El reclamo evidente es que demuestren el mínimo sacrificio en pos de la reconstrucción. No pueden continuar en canonjías mientras el electorado supera la emergencia. Políticamente, la primera consecuencia de los sismos es que ha cuarteado las aspiraciones de algunos que ya se alzaban como candidatos seguros y virtuales ganadores; así es, lo que la grilla no pudo, lo hizo el estremecimiento de la tierra.
También cimbró al vetusto aparato obeso y esclerotizado, producto de las abundantes prebendas y beneficios presupuestales. Si es cierto este cambio de mentalidades, los altos burócratas de órganos como el Instituto Nacional Electoral deben vencer la parquedad que parece mantenerlos en una especie de Olimpo intocable e irrazonable. Su avaricia ha sido equivalente a lo que dice el Evangelio: “Esos tales consejeros “ciudadanos” están prontos a imponer fardos insoportables y pesadísimos a los demás, pero ellos, ni con la punta del dedo, están dispuestos a cargar”.
La segunda consecuencia es, a la vez, advertencia. Si en realidad la tragedia cimbró el sistema político para la obtención del poder en 2018, entonces deberían fundarse reformas efectivas para un sistema en virtual colapso. Medrar con el luto resulta la tentación más atractiva para los que pueden lucrar en esta coyuntura. Devolver dinero y cancelar la totalidad del financiamiento público son velados recursos demagógicos para capitalizar votos, pero implicarían el reavivamiento de viejas prácticas por lo pronto superadas, inclinando la balanza hacia extremos. Lo mismo sucede con la abrogación total de los plurinominales en el Congreso de la Unión, lo cual significaría el retorno de las mayorías como en los buenos tiempos del despotismo unipartidista, donde la oposición era pálida sombra.

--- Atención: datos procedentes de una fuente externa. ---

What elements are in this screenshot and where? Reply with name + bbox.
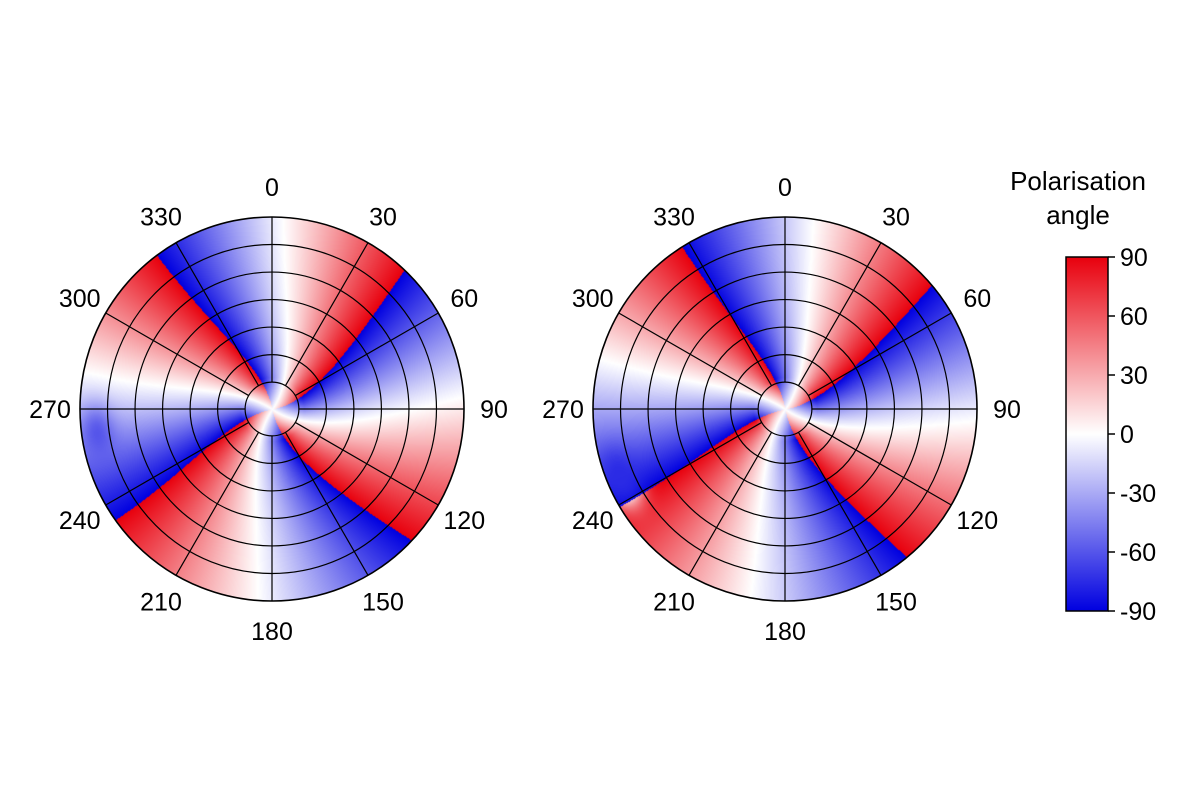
angle-tick-label: 330 — [653, 204, 695, 232]
angle-tick-label: 60 — [963, 285, 991, 313]
colorbar-tick-label: -30 — [1120, 480, 1156, 508]
polar-plot-right: 0 30 60 90 120 150 180 210 240 270 300 330 — [542, 174, 1021, 646]
angle-tick-label: 330 — [140, 204, 182, 232]
angular-spoke — [807, 312, 952, 397]
angular-spoke — [105, 312, 250, 397]
colorbar-tick-label: -90 — [1120, 598, 1156, 626]
angle-tick-label: 270 — [29, 396, 71, 424]
angular-spoke — [618, 312, 763, 397]
angle-tick-label: 120 — [956, 507, 998, 535]
angle-tick-label: 240 — [572, 507, 614, 535]
angular-spoke — [105, 421, 250, 506]
angle-tick-label: 240 — [59, 507, 101, 535]
angle-tick-label: 120 — [443, 507, 485, 535]
angular-spoke — [294, 312, 439, 397]
angular-spoke — [688, 431, 773, 576]
colorbar-tick-label: 30 — [1120, 362, 1148, 390]
angle-tick-label: 0 — [265, 174, 279, 202]
colorbar-tick-label: 90 — [1120, 244, 1148, 272]
angular-spoke — [294, 421, 439, 506]
colorbar-tick-label: -60 — [1120, 539, 1156, 567]
angular-spoke — [284, 431, 369, 576]
angle-tick-label: 150 — [362, 588, 404, 616]
polar-plot-left: 0 30 60 90 120 150 180 210 240 270 300 330 — [29, 174, 508, 646]
angle-tick-label: 30 — [882, 204, 910, 232]
angle-tick-label: 180 — [251, 618, 293, 646]
colorbar-tick-label: 60 — [1120, 303, 1148, 331]
angular-spoke — [175, 431, 260, 576]
angle-tick-label: 270 — [542, 396, 584, 424]
angular-spoke — [175, 242, 260, 387]
angle-tick-label: 150 — [875, 588, 917, 616]
colorbar-title-line2: angle — [1046, 200, 1110, 230]
angular-spoke — [688, 242, 773, 387]
angle-tick-label: 90 — [480, 396, 508, 424]
angle-tick-label: 300 — [59, 285, 101, 313]
colorbar-tick-label: 0 — [1120, 421, 1134, 449]
angle-tick-label: 0 — [778, 174, 792, 202]
angle-tick-label: 90 — [993, 396, 1021, 424]
angular-spoke — [284, 242, 369, 387]
angular-spoke — [807, 421, 952, 506]
colorbar: Polarisation angle 90 60 30 0 -30 -60 -90 — [1010, 166, 1156, 626]
angle-tick-label: 210 — [140, 588, 182, 616]
angular-spoke — [797, 242, 882, 387]
angular-spoke — [797, 431, 882, 576]
colorbar-gradient — [1065, 256, 1109, 612]
angle-tick-label: 300 — [572, 285, 614, 313]
angle-tick-label: 60 — [450, 285, 478, 313]
angle-tick-label: 30 — [369, 204, 397, 232]
angle-tick-label: 210 — [653, 588, 695, 616]
colorbar-title-line1: Polarisation — [1010, 166, 1146, 196]
angle-tick-label: 180 — [764, 618, 806, 646]
angular-spoke — [618, 421, 763, 506]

Después de la tragedia comienza un proceso largo de reconstrucción que no es solamente de edificios. Otros eventos naturales sucederán con las mismas consecuencias fatales. Se trata de aprender de los errores. Y hay historias similares a las de 1985: corrupción, negligencia, avaricia de la clase política que cede en lo cosmético para afianzar en la mezquindad. Reconstruir es atacar estos vicios políticos y asegurar que los recursos tengan distribución en lo fundamental y no se concentren en manos de los nuevos hacendados. Dolor y demagogia son irreconciliables.